Ao dar um passo para fora da carruagem, Raygan avaliou a fachada do que parecia ser uma estalagem. Ao redor, não havia uma alma viva. As ruas eram iluminadas apenas pelo brilho da lua e pelas pequenas chamas à luz de velas que oscilavam a cada brisa fria, balançando os fios de seus cabelos emaranhados.

― Este é o lugar? ― questionou Raygan ao general, elevando levemente o lábio superior com desgosto. ― Prefiro dormir na carruagem, é mais limpa que este chiqueiro.

― Pelo menos olhe ao redor enquanto eu verifico nossas reservas ― disse o velho, sorrindo. ― Garanto que a cama do quarto será bem mais confortável.
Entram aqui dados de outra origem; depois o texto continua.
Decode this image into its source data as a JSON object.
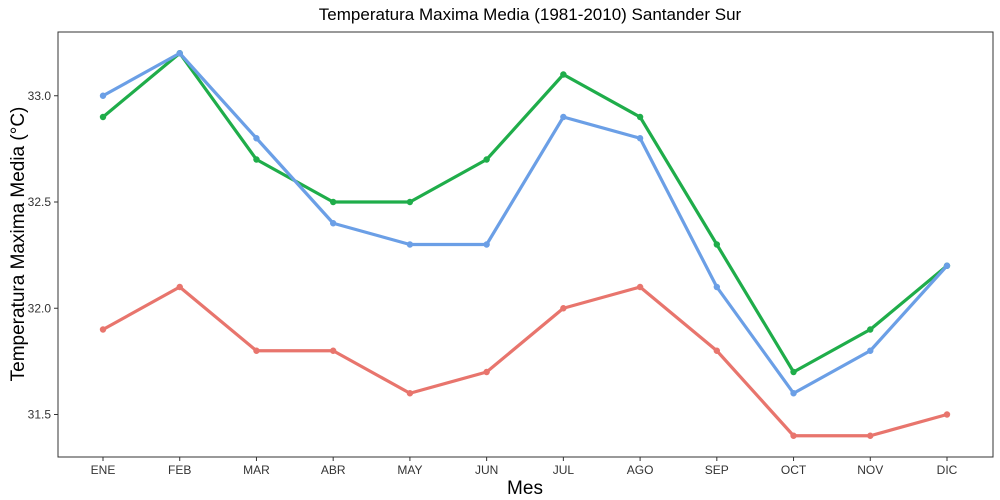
{
  "chart_data": {
    "type": "line",
    "title": "Temperatura Maxima Media (1981-2010)  Santander Sur",
    "xlabel": "Mes",
    "ylabel": "Temperatura Maxima Media  (°C)",
    "categories": [
      "ENE",
      "FEB",
      "MAR",
      "ABR",
      "MAY",
      "JUN",
      "JUL",
      "AGO",
      "SEP",
      "OCT",
      "NOV",
      "DIC"
    ],
    "ylim": [
      31.3,
      33.3
    ],
    "yticks": [
      31.5,
      32.0,
      32.5,
      33.0
    ],
    "ytick_labels": [
      "31.5",
      "32.0",
      "32.5",
      "33.0"
    ],
    "grid": false,
    "legend": "none",
    "series": [
      {
        "color": "#E8756D",
        "values": [
          31.9,
          32.1,
          31.8,
          31.8,
          31.6,
          31.7,
          32.0,
          32.1,
          31.8,
          31.4,
          31.4,
          31.5
        ]
      },
      {
        "color": "#1FAD4A",
        "values": [
          32.9,
          33.2,
          32.7,
          32.5,
          32.5,
          32.7,
          33.1,
          32.9,
          32.3,
          31.7,
          31.9,
          32.2
        ]
      },
      {
        "color": "#6B9FE6",
        "values": [
          33.0,
          33.2,
          32.8,
          32.4,
          32.3,
          32.3,
          32.9,
          32.8,
          32.1,
          31.6,
          31.8,
          32.2
        ]
      }
    ]
  }
}
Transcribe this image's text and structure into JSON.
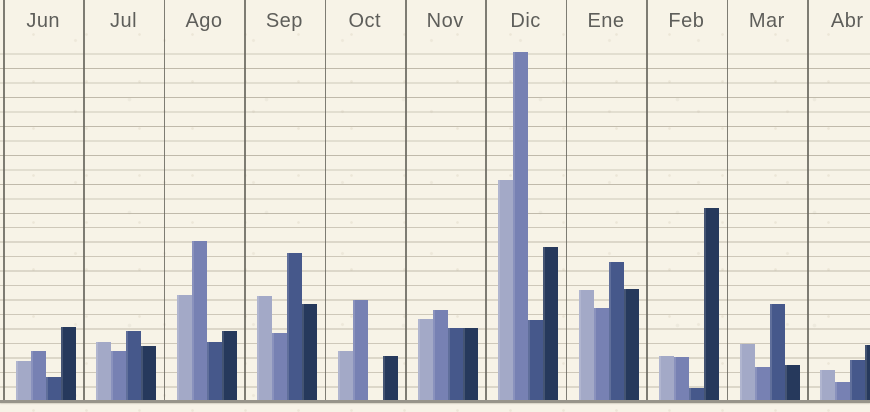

― Argh! ― Raygan rosnou, revirando os olhos.

Halcan acenou para o cocheiro, um aviso para manter seus olhos bem abertos para o jovem rebelde. Porém, quando o homem olhou para o lado, Raygan já havia desaparecido.

O cocheiro olhou para a direita, para a esquerda e até debaixo da carruagem, para ter certeza que não estava louco, contudo, ele não estava mais lá. ― Raygan? ― sussurrou. ― Jovem príncipe?

Enquanto isso, no beco próximo à estalagem, Raygan soltou o ar pela boca, vendo seu hálito formar uma pequena nuvem. Ele conferiu a palma de suas mãos, vermelhas pelo frio, e seus dedos finos, que pareciam congelar a cada segundo. Era a mesma sensação de quando estava no palácio. Não importava se estava em Ariuch ou em outra cidade, o clima era o mesmo: frio e indiferente. Como sempre, estava sozinho, confortável em sua própria solidão.

Ao examinar a entrada do beco escuro, Raygan apertou o jaleco e esfregou as mãos na roupa simples e esfarrapada, típica de um plebeu, algo que nem mesmo no convento ele foi obrigado a vestir.

― Hm ― bufou, um pequeno sorriso formando-se em seus lábios ao conferir a aspereza do tecido, ao tempo que frio penetrava na sua pele delicada.

De qualquer modo, quando Raygan pensou em retornar para a carruagem, ouviu o som metálico de algo caindo no chão. Aproximando-se cautelosamente da origem do barulho, ele viu um gato com olhos brilhantes, que fugiu de sua presença após derrubar uma barra de metal. Pela reação do animal, Raygan percebeu que estava diante de um inimigo comum a todos os seres: o medo instintivo dos humanos.

― É melhor você ter medo ― disse Raygan, confiante em sua postura intimidante.

Mas o felino não estava sozinho.

― Medo de quem? ― perguntou uma voz do escuro, uma figura surgindo como uma aparição.

― AHHH!!!!

O corpo de Raygan deu um sobressalto, seu pé direito escorregou em um jornal quando tentou correr. Por um único segundo, contra tudo o que mais questionava, ele acreditou em fantasmas.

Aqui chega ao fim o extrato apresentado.